Although the mother delivered her child in the sunshine state, she is actually from Haiti and had contracted the disease while outside of the U.S.

Microcephaly is a condition in which babies are born with abnormally small heads and incomplete brain development, according to the U.S. Centers for Disease Control and Prevention (CDC.) Babies with this type of birth defect typically have a range of problems, including: Developmental delay, intellectual disability, problems with movement and balance, seizures, hearing loss and vision problems.



So far, there have been two other instances in the U.S. of women giving birth to babies with Zika-related microcephaly, reports ABC News. 

The women in both of these cases had also contracted the Zika virus when they were outside of the country. 

There have been a total of 265 cases in the U.S. and DC of pregnant women with any lab evidence of Zika virus infection, according to the CDC. An additional 216 cases in pregnant women have been reported in U.S. territories.
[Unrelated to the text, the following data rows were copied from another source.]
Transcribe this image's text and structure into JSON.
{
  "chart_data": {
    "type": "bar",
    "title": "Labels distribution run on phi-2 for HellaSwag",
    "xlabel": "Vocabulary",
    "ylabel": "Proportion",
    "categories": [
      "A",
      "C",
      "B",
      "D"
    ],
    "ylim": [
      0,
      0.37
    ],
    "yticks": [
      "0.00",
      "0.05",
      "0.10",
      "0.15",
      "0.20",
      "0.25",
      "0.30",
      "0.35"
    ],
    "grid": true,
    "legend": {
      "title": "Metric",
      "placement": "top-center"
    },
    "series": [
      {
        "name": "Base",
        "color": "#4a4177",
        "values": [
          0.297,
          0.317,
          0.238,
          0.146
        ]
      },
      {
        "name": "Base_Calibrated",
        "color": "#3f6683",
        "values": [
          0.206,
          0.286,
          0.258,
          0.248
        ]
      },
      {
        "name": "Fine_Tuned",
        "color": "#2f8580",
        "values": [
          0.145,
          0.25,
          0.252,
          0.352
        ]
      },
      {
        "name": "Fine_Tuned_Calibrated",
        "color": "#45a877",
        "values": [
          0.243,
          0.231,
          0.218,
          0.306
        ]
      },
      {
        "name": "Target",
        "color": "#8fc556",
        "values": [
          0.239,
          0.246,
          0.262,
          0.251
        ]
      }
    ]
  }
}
These stats are as of June 16.

As more and more cases of Zika cases in Americans are reported, there is a bit of good news:

There have not yet been any cases of Zika where people were infected by mosquitoes while in the U.S. Still, expecting women and those who may become pregnant should take certain precautions. The CDC advises pregnant women to protect themselves against Zika by:

  1. Avoiding travel to areas known to be affected by Zika.
  2. Taking precautions to avoid mosquito bites
  3. Taking steps to avoid contracting Zika through sex.
  4. Seeing a doctor. Pregnant women who have recently traveled to an area with Zika should talk to a doctor or other healthcare provider about their travel — even if they don’t feel sick. It’s especially crucial to seek medical attention if a pregnant woman develops a fever, rash, joint pain or red eyes during a trip or within two weeks after traveling to a known Zika area.